Recent advances in molecular biology have led to the development of several novel small molecules that target specific viral proteins in the hepatitis C virus (HCV) life cycle. These directly acting antiviral (DAA) drugs, which include a range of inhibitors targeting nonstructural (NS) 3/NS4A protease and NS5B polymerase, are at various stages of clinical development. However, the rapid replication rate of HCV, along with the low fidelity of its polymerase, leads to the emergence of drug-resistant mutations that limit the overall efficacy of DAA drugs (2,9,21). In this study, we focused on the protease inhibitor (PI), boceprevir (BOC), as a model PI that has Food and Drug Administration (FDA) approval in the United States for the treatment of HCV in conjunction with pegylated interferon (PEG-IFN) and ribavirin (RBV).

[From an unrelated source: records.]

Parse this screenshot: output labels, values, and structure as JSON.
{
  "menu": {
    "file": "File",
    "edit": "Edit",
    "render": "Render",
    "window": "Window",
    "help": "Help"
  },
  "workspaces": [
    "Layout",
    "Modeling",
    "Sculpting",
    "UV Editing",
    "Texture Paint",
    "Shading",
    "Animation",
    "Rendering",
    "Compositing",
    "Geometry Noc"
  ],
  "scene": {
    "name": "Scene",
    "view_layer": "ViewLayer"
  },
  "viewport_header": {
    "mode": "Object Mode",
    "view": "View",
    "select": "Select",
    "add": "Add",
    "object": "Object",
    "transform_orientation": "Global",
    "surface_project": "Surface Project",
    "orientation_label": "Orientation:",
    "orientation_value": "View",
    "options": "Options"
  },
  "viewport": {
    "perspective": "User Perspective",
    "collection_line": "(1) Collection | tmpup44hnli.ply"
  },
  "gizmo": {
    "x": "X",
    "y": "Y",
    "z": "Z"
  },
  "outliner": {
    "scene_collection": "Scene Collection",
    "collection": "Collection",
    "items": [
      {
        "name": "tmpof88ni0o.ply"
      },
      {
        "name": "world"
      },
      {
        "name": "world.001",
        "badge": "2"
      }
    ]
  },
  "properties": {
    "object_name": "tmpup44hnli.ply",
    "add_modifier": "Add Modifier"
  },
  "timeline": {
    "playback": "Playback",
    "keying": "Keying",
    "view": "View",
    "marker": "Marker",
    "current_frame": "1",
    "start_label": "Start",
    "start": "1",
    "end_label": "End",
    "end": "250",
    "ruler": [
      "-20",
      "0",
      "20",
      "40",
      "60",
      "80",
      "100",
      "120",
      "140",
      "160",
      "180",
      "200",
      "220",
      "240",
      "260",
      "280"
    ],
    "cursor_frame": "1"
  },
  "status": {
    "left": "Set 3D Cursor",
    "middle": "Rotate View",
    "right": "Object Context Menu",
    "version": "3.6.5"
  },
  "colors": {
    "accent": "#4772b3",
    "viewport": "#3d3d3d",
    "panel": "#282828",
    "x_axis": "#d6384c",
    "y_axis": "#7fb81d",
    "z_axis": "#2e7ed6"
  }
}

The overall clinical efficacy of BOC combined therapy may be limited by the development of drug-resistant HCV quasispecies during treatment. Furthermore, some studies suggest that pre-existing mutations may limit DAA effectiveness in some settings (2). For example, pretreatment Q80 mutations limit sustained viral response in strains of HCV genotype 1a patients treated with simeprevir/PEG-IFN/RBV (8). Resistance mutations frequently result in a decrease in overall viral replicative fitness (4,5,15).

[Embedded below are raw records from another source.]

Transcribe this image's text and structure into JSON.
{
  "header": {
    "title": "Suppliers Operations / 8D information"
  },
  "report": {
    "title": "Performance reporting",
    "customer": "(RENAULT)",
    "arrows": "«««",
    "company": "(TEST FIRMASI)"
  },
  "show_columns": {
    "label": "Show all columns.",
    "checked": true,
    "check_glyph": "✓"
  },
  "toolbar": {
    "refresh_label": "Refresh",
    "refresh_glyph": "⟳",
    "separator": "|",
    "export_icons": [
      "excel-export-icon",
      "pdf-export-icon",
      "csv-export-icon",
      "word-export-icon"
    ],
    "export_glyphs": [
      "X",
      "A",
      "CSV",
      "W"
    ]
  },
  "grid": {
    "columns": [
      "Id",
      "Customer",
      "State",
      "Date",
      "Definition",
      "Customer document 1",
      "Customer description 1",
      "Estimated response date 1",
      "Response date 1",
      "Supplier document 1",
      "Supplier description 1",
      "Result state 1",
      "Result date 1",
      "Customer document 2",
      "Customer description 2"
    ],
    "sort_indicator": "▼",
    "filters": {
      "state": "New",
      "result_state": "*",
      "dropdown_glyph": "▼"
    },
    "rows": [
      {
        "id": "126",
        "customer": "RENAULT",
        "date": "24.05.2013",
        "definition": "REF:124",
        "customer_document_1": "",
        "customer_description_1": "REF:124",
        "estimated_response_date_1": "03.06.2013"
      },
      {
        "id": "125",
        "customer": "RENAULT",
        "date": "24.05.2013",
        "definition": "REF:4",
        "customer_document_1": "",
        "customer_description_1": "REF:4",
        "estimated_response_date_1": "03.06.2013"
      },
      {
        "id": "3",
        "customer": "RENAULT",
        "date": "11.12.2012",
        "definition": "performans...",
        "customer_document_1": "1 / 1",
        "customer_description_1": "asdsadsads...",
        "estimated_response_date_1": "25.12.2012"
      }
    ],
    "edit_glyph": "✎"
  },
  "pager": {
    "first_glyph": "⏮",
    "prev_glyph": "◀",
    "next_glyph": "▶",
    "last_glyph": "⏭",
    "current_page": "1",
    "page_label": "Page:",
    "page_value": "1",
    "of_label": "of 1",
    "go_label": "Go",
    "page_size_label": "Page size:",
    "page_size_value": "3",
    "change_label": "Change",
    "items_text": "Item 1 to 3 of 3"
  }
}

Another selective force that continues to shape HCV diversity throughout the course of infection is the host human leukocyte antigen (HLA)-restricted immune response and the presence of T cell receptors (TCRs) specific to these epitopes. HCV-specific T cells are stimulated by the presentation of processed viral epitopes in the context of the HLA molecules. Substitutions in viral epitopes may alter their HLA binding or their recognition by TCRs and result in the emergence of escape mutation. Therefore, the selection of HCV sequences targeted by the immune response is dependent on the HLA and T cell repertoires of the host (10,19).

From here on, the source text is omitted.